Rekomendasi tersebut mengemuka dalam diskusi Jakarta Globe Insight bertajuk ASEAN at a Crossroads: Turning Global Turmoil into Regional Opportunity di Hotel Mulia, Jakarta, pada Selasa (26/5/2026), sebagaimana dilansir dari Investor Daily.
Mantan Duta Besar Indonesia untuk Organisasi Perdagangan Dunia (WTO), Iman Pambagyo, menjelaskan posisi sentral kawasan ini dalam kemitraan tersebut.
"RCEP itu kan nggak cuma ASEAN, tetapi core-nya memang ASEAN," ujar Iman Pambagyo.
Iman menilai penguatan implementasi dokumen yang sudah disepakati jauh lebih mendesak dibandingkan merumuskan format kerja sama baru.
"Daripada kita mencari-cari resilience regional supply chain yang lain, RCEP sudah jadi, dokumennya sudah jelas," ucap Iman Pambagyo.
Saat ini upaya optimalisasi sedang dibahas oleh kalangan akademisi hingga pebisnis melalui forum Track 1.5 agar manfaatnya meluas.

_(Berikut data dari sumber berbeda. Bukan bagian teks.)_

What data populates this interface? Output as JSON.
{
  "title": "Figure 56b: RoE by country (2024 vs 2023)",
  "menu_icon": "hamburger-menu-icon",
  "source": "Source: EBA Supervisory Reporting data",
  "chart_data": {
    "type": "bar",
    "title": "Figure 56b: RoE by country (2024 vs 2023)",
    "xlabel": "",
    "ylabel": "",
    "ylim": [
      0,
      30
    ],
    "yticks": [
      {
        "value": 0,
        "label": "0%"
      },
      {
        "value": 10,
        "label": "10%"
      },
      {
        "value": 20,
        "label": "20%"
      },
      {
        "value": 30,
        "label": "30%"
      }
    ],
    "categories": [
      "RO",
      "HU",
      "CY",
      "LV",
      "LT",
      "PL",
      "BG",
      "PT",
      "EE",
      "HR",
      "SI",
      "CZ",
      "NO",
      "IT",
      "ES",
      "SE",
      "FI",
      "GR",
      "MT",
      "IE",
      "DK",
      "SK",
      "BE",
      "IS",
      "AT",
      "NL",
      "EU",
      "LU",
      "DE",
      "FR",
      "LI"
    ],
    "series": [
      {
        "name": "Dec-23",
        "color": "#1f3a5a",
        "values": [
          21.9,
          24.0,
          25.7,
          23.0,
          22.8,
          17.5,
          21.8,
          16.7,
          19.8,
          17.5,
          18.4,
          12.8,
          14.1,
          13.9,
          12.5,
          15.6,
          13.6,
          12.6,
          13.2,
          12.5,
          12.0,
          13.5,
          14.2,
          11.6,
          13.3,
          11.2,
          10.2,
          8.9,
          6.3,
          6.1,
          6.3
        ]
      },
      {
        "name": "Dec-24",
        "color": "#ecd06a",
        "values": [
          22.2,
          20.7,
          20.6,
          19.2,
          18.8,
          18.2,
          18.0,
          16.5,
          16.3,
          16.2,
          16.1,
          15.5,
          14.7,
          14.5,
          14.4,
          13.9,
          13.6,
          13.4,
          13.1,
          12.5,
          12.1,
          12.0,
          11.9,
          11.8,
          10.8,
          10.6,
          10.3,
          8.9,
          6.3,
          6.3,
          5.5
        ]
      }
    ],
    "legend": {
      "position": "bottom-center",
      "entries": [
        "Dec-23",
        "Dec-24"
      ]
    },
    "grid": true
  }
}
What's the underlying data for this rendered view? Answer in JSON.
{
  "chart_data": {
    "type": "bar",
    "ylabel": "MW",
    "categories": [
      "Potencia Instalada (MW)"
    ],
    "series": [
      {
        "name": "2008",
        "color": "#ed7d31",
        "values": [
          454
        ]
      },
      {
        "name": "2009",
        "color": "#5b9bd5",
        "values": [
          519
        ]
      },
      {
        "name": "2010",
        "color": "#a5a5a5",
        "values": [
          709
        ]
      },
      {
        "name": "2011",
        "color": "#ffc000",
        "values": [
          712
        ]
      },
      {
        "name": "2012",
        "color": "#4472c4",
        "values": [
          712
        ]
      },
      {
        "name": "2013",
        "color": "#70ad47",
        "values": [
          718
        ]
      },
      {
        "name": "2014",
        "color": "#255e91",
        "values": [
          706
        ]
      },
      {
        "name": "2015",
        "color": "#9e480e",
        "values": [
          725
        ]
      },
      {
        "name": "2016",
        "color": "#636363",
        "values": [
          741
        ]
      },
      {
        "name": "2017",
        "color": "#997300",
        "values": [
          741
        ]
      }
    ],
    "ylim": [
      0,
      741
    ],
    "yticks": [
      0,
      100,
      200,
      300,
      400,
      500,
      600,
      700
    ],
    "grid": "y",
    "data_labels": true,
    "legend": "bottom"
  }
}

"Sedang berjalan usaha untuk memastikan RCEP ini berjalan maksimal," jelas Iman Pambagyo.
Mengenai wacana bergabungnya negara baru seperti Bangladesh, Sri Lanka, Chile, hingga Hong Kong, perundingan diperkirakan bisa buntu tanpa kesepakatan bersama.
"Jangan paksakan bicara mengenai keanggotaan baru," kata Iman Pambagyo.
Pemanfaatan fasilitas RCEP sejauh ini masih didominasi oleh China, Jepang, dan Korea Selatan, sementara Indonesia dan negara ASEAN lain belum optimal.
"Indonesia termasuk yang memanfaatkan, tapi masih jauh dari optimal," beber Iman Pambagyo.
Langkah penambahan anggota disarankan menjadi agenda jangka panjang agar konsentrasi anggota saat ini tidak terpecah.
"Fokus saja bagaimana memastikan 15 negara ini bisa betul-betul mendapat manfaat dari integrasi ekonomi regional ini, bukan malah jalan sendiri-sendiri," kata Iman Pambagyo.